さて、工事を見ていて思ったのはよくわからない機械、工具があること。ドライバーみたいな持ち手の工具を金属パイプにつけてぐるぐる回しているとぱっくりと切断された。あんな簡単に金属パイプを切る工具があるのか。いくつかの穴とハンドルが付いた工具をぐるぐる回していると今度は金属パイプに金具が取り付けられた。どうやら金属パイプの端をつぶして”返し”を作り金具が外れないようにする工具だったらしい。変な機械をコンセントにつないで、エアコンの何かの配線とつないで電源を入れると・・・何が起きたか全然わからなかった。何かの検査機器だったんだと思うけど。世の中には専門の人しか使わない機械がいっぱいある。

 

専門用語もそうだけど、専門の工具とかも好きだ。自分でもなんで好きなのかはっきりわからないけど、専門職の人は専門職の人同士で一般人には到底わからないような話をしておいて欲しい。そしてすっと振り返って、「要するにこういうことなんですが」と簡単な言葉で説明してほしい。でもそれもわからなかったりするのだ。

専門用語とか専門工具とか、全然知らない世界が存在するということが好きなのかもしれない。まだまだ世界にはこんなに未知の部分があるんだ、とわかる感覚が専門職の人にあるからかも。もしくは専門用語をつらつらと述べ、専用の工具を手足のように使いこなす様がより「プロフェッショナルらしさ」を演出してより頼もしく、頼りがいがあるように見えるからかもしれない。

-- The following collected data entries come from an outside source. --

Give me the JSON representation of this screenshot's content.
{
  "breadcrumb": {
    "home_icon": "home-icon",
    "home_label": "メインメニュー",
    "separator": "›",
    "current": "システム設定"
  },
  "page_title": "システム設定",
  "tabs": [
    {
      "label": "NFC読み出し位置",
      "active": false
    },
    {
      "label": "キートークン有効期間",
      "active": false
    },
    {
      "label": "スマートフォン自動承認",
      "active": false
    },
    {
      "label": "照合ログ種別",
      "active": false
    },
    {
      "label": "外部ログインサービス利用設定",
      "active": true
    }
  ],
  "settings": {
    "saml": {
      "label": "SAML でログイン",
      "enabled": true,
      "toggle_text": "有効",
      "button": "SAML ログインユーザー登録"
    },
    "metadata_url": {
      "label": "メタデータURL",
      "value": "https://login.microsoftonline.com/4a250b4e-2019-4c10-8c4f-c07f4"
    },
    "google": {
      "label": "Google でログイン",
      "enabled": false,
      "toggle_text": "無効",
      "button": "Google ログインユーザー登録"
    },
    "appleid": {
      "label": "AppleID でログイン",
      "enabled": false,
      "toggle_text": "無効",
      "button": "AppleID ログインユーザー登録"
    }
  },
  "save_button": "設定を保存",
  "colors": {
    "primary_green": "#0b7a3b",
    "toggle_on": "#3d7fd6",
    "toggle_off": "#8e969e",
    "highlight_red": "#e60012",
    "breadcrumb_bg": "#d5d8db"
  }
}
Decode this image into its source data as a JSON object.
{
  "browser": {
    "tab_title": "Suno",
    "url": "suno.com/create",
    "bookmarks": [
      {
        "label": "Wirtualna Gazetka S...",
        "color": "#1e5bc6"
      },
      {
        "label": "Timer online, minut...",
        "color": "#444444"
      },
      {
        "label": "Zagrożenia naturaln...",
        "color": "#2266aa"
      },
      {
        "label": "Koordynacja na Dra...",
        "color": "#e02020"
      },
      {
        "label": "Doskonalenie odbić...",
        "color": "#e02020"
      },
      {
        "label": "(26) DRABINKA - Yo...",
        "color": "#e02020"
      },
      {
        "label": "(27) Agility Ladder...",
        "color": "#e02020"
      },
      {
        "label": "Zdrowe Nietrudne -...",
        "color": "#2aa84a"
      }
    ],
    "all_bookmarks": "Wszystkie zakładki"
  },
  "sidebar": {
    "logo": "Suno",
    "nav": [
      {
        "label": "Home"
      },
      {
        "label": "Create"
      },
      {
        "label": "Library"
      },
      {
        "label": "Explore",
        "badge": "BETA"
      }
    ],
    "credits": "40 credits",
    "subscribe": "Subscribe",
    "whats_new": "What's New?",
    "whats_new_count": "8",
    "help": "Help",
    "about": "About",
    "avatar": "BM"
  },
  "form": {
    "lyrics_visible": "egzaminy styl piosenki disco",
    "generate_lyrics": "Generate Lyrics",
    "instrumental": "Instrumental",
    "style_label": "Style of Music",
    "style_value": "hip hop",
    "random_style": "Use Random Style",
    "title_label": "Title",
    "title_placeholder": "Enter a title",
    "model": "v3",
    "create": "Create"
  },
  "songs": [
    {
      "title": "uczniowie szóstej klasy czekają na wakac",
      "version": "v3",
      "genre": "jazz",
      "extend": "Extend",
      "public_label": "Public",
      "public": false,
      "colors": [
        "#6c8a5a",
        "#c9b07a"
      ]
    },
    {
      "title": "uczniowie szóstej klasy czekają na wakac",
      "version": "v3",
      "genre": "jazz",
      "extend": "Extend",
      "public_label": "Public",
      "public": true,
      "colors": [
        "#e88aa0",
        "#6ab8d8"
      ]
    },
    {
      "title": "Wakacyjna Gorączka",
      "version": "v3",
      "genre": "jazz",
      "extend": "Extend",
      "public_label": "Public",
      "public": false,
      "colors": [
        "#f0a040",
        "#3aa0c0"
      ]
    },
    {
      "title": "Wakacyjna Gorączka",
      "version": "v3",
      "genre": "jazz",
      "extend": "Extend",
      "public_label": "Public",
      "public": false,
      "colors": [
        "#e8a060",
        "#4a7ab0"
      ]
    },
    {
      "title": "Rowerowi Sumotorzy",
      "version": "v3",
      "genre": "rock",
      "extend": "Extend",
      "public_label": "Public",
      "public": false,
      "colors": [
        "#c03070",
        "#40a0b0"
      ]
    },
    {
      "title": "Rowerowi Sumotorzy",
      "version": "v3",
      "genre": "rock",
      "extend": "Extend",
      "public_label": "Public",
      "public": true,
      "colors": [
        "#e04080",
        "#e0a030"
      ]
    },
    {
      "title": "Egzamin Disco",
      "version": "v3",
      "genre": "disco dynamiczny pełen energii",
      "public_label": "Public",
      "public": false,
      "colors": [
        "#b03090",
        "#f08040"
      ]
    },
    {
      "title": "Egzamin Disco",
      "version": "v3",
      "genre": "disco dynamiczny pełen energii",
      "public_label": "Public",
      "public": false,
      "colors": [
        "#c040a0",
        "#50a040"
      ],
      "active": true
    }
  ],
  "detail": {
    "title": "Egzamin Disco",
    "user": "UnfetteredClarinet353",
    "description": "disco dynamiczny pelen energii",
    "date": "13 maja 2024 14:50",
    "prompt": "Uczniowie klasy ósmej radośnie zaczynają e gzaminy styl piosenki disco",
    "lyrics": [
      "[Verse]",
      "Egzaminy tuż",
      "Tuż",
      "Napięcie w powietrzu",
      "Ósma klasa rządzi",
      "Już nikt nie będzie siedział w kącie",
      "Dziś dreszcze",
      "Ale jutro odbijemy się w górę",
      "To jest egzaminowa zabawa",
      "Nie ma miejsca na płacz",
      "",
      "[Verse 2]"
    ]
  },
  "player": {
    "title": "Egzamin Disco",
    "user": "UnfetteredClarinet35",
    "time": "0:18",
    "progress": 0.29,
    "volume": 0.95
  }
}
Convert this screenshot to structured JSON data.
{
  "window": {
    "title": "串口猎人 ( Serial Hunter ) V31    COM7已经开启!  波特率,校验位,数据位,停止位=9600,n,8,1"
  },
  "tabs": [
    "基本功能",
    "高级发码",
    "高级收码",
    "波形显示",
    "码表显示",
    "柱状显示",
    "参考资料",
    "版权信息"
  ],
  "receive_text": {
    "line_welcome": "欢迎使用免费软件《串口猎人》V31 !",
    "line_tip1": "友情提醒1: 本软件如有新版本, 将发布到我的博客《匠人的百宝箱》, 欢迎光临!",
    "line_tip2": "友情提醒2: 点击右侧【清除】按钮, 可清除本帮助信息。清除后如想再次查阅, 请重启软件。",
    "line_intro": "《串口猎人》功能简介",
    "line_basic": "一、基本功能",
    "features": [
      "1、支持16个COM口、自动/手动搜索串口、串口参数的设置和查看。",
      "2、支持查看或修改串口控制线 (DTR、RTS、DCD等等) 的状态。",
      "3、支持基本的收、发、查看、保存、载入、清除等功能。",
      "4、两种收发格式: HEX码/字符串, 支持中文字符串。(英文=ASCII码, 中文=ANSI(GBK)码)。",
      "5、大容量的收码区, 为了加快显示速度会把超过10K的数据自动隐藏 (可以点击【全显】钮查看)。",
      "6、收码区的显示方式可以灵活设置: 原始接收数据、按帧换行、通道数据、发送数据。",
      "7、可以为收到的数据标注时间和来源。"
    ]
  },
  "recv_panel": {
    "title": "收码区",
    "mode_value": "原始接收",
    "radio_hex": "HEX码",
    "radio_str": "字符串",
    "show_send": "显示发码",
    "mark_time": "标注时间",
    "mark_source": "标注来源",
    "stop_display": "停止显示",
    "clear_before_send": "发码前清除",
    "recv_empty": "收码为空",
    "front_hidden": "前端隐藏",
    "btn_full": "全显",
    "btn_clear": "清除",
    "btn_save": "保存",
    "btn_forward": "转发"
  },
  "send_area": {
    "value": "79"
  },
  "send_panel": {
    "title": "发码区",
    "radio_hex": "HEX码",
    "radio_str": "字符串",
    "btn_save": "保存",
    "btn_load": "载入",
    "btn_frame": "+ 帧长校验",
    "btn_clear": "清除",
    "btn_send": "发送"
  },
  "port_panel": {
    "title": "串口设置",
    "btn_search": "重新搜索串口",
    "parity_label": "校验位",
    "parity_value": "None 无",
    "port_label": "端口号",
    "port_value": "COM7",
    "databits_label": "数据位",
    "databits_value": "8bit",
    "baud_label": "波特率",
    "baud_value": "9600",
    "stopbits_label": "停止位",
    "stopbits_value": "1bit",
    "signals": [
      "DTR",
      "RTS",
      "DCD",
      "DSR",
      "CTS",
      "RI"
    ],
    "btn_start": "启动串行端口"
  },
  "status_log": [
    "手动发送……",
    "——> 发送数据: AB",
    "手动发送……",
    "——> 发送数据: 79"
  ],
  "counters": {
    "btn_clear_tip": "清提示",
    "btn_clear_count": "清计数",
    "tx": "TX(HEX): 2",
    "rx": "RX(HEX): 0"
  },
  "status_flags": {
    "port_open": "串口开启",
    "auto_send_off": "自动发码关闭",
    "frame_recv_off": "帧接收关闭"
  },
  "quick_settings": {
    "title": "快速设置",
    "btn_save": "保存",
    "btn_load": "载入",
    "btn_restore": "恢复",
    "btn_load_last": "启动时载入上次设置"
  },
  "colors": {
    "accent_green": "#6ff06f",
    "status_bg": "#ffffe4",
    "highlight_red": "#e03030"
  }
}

ということは、だ。もしかして専門用語を駆使して専用の工具を振りかざせば頼りがいが出るのではないか。頼りがいがある男はモテる。ここから導き出される方程式は、専門用語を駆使するとモテる・・・!きっとモテモテでしょっちゅう女の子をとっかえひっかえして付き合っているような男というのは、女の子の耳元で専門用語を語っているのだ。

「君の瞳にフイユタージュ」

「やっぱり君と一緒にいる時間だけがオーグメンテッドリアリティだね」

「僕と君との間にはもう、ヘルツシュプルング・ギャップはないんだ」

「何言ってるか全然わからないけど、専門家みたい・・・頼りがいがあるわ・・・」

そして身も心も工事も任せたくなっちゃうのだ。きっと。ここで本当のモテ男はきっと、「まぁ、『愛してる』も恋の専門用語だからね」って言うのだ。

 

そんなどうでもいいことを考えているうちに、エアコンの交換工事は終了。やっとこさつららやペンギン達ともおさらばってわけ。新しいぴかぴかのエアコンが吹き出す風の中で、こんなしょうもない文章を書いている。